独でコロナ調査、消費者の2割が経済的損失 世代格差も表面化

ドイツの消費者団体vzbv(ドイツ消費者同盟協会)が実施した新型コロナ影響調査によると、消費者の5人に1人(20%)が経済的損失を被ったと回答した。政府の危機対応については45%が「妥当だ(バランスがとれている)」と回答したものの、「企業の利益を最優先にしている」との回答も41%あり、若者の間でこうした見方が支配的になっていることが判明した。

調査は6月2日~8日、14歳以上の1008人を対象に電話で調査した。

その結果、2割の人が新型コロナ危機で経済的損失を受けたと回答。この割合は14歳以上の国民の1250万人~1600万人に相当していた。損失を受けたと回答した人の75%が収入の低下を理由にあげ、次いで医療費・介護費の増加(28%)、旅行・航空運賃のキャンセル料と食品値上げ(それぞれ26%)などと続いた。

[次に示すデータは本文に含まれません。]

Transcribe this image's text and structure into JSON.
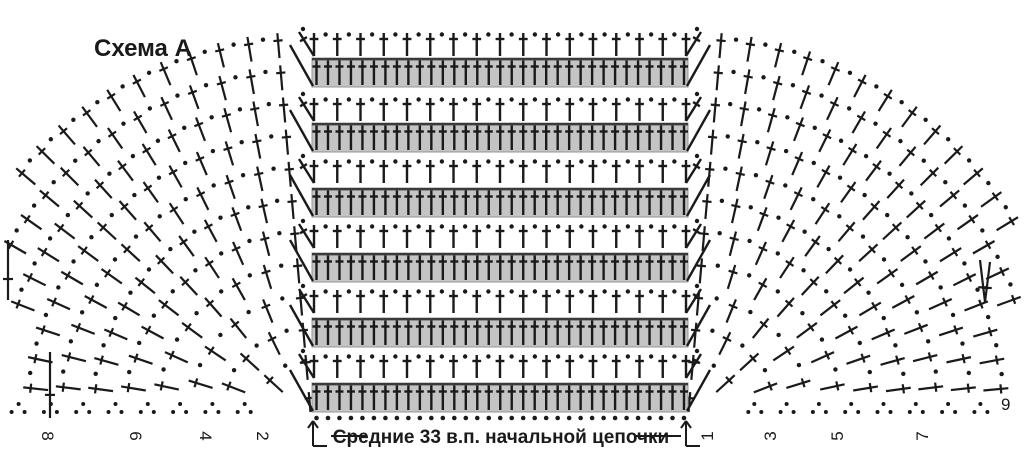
{
  "title": "Схема А",
  "footer": {
    "label": "Средние 33 в.п. начальной цепочки",
    "left_row_numbers": [
      "8",
      "6",
      "4",
      "2"
    ],
    "right_row_numbers": [
      "1",
      "3",
      "5",
      "7"
    ],
    "outer_row_number": "9"
  },
  "colors": {
    "ink": "#1a1a1a",
    "band_fill": "#c4c4c4",
    "band_border": "#949494",
    "band_top_line": "#3a3a3a",
    "background": "#ffffff"
  },
  "diagram": {
    "canvas": {
      "w": 1024,
      "h": 458
    },
    "stroke": {
      "panel": 2.4,
      "fan": 2.2,
      "bracket": 2.0
    },
    "panel": {
      "left": 312,
      "right": 688,
      "bands": {
        "tops": [
          58,
          123,
          188,
          253,
          318,
          383
        ],
        "height": 29,
        "stitches": 33,
        "x0": 316.5,
        "x1": 684,
        "symbol": "double-crochet"
      },
      "open_rows": {
        "dc_tops": [
          33,
          98,
          160,
          225,
          290,
          355
        ],
        "dc_height": 23,
        "stitches": 17,
        "x0": 314,
        "x1": 686,
        "symbol": "double-crochet-with-chain"
      },
      "foundation": {
        "y": 418,
        "count": 33,
        "x0": 316.5,
        "x1": 684,
        "symbol": "chain-dot"
      }
    },
    "fans": {
      "cy": 418,
      "left_cx": 311,
      "right_cx": 688,
      "rows": 12,
      "r0": 6,
      "pitch": 32.3,
      "stitch_len": 25,
      "arc_step": 28,
      "left_deg": [
        95,
        180
      ],
      "right_deg": [
        0,
        85
      ],
      "symbol": "double-crochet",
      "chain_symbol": "dot"
    },
    "turn_posts": [
      [
        50,
        418,
        50,
        352
      ],
      [
        8,
        300,
        8,
        240
      ],
      [
        985,
        302,
        980,
        260
      ],
      [
        985,
        302,
        990,
        262
      ]
    ],
    "bracket": {
      "stems": [
        [
          313,
          421,
          313,
          446
        ],
        [
          686,
          421,
          686,
          446
        ]
      ],
      "heads": [
        [
          313,
          421,
          308,
          428
        ],
        [
          313,
          421,
          318,
          428
        ],
        [
          686,
          421,
          681,
          428
        ],
        [
          686,
          421,
          691,
          428
        ]
      ],
      "feet": [
        [
          313,
          446,
          327,
          446
        ],
        [
          686,
          446,
          700,
          446
        ]
      ],
      "connectors": [
        [
          331,
          436,
          367,
          436
        ],
        [
          635,
          436,
          681,
          436
        ]
      ]
    },
    "numbers": {
      "left_x": [
        48,
        136,
        206,
        263
      ],
      "right_x": [
        707,
        770,
        837,
        922
      ],
      "y": 436,
      "outer_x": 1001,
      "outer_y": 410
    }
  }
}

政府の危機対応については、「バランスがとれている」が45%、「企業の利益を最優先にしている」が41%とほぼ拮抗したものの、若者の間で政府への不満が高まっていることがわかった。vzbvはこの結果について、「年金受給者や雇用が安定している中高年層は若者よりも経済的損失による影響が大幅に小さく、その事実が影響している可能性がある。40歳未満のグループは保育所や学校の閉鎖などに直面し、より苦労していることがうかがわれる」と分析した。

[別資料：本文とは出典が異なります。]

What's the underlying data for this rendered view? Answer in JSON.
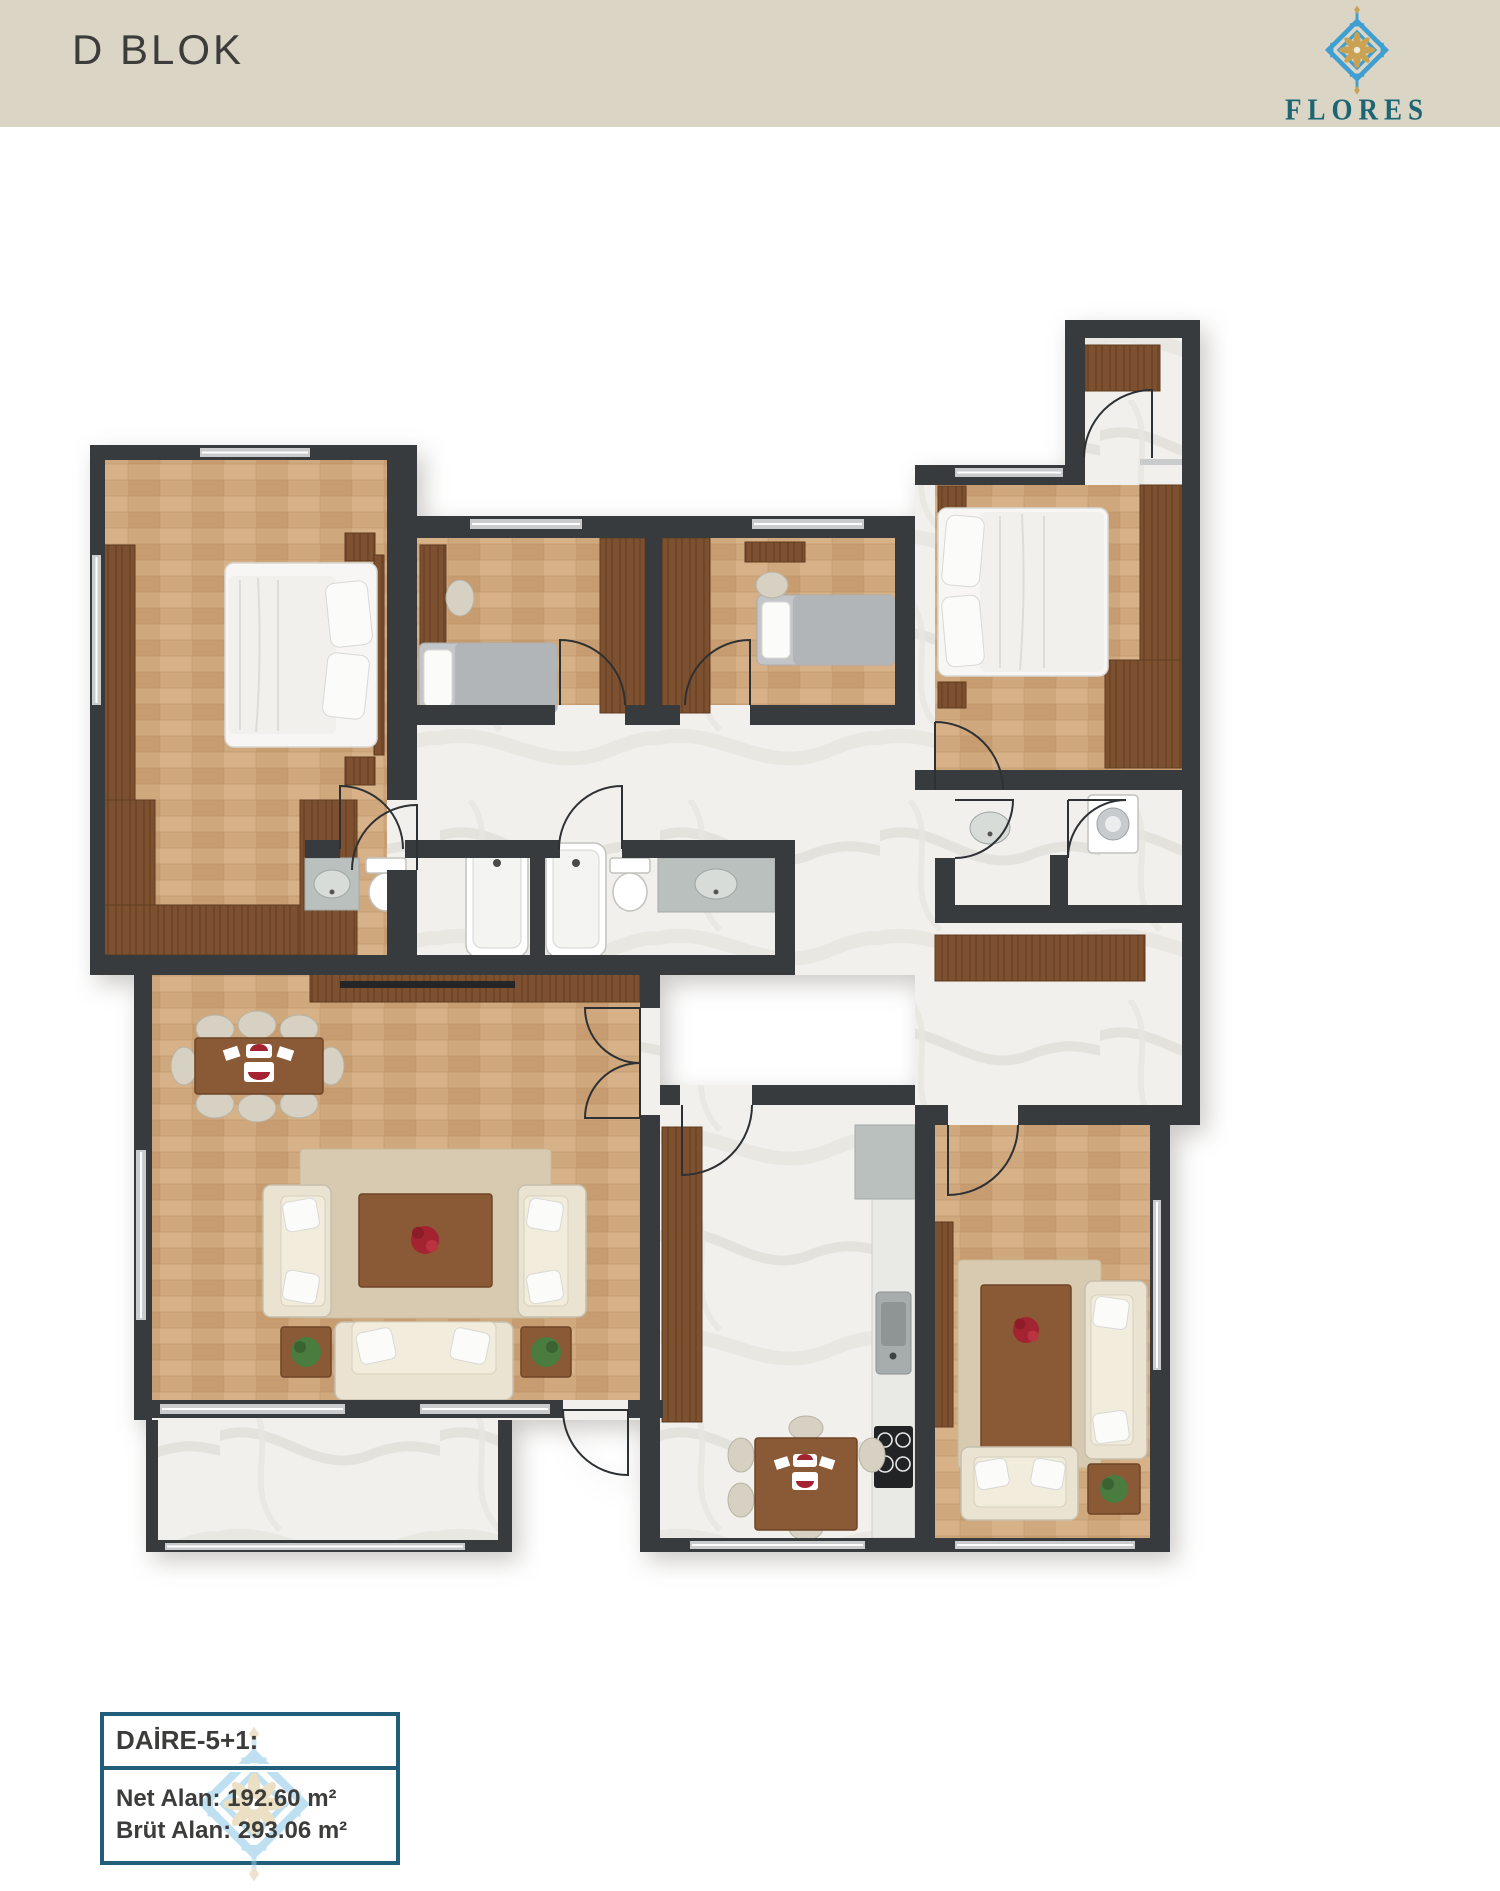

また経済損失者が2割に上ることについて、「多くの消費者は収入低下や失業、医療費・食費の増加に直面し、イベントに支払ったお金が戻ってこない事態となっている。さらに、サービスが受けられないまま音楽教室、スポーツジム、水泳レッスンの料金を支払い続けており、これらが経済的損失につながっている」と指摘。政府に対し、消費者の安心につながる対応に重点を置くように求めた。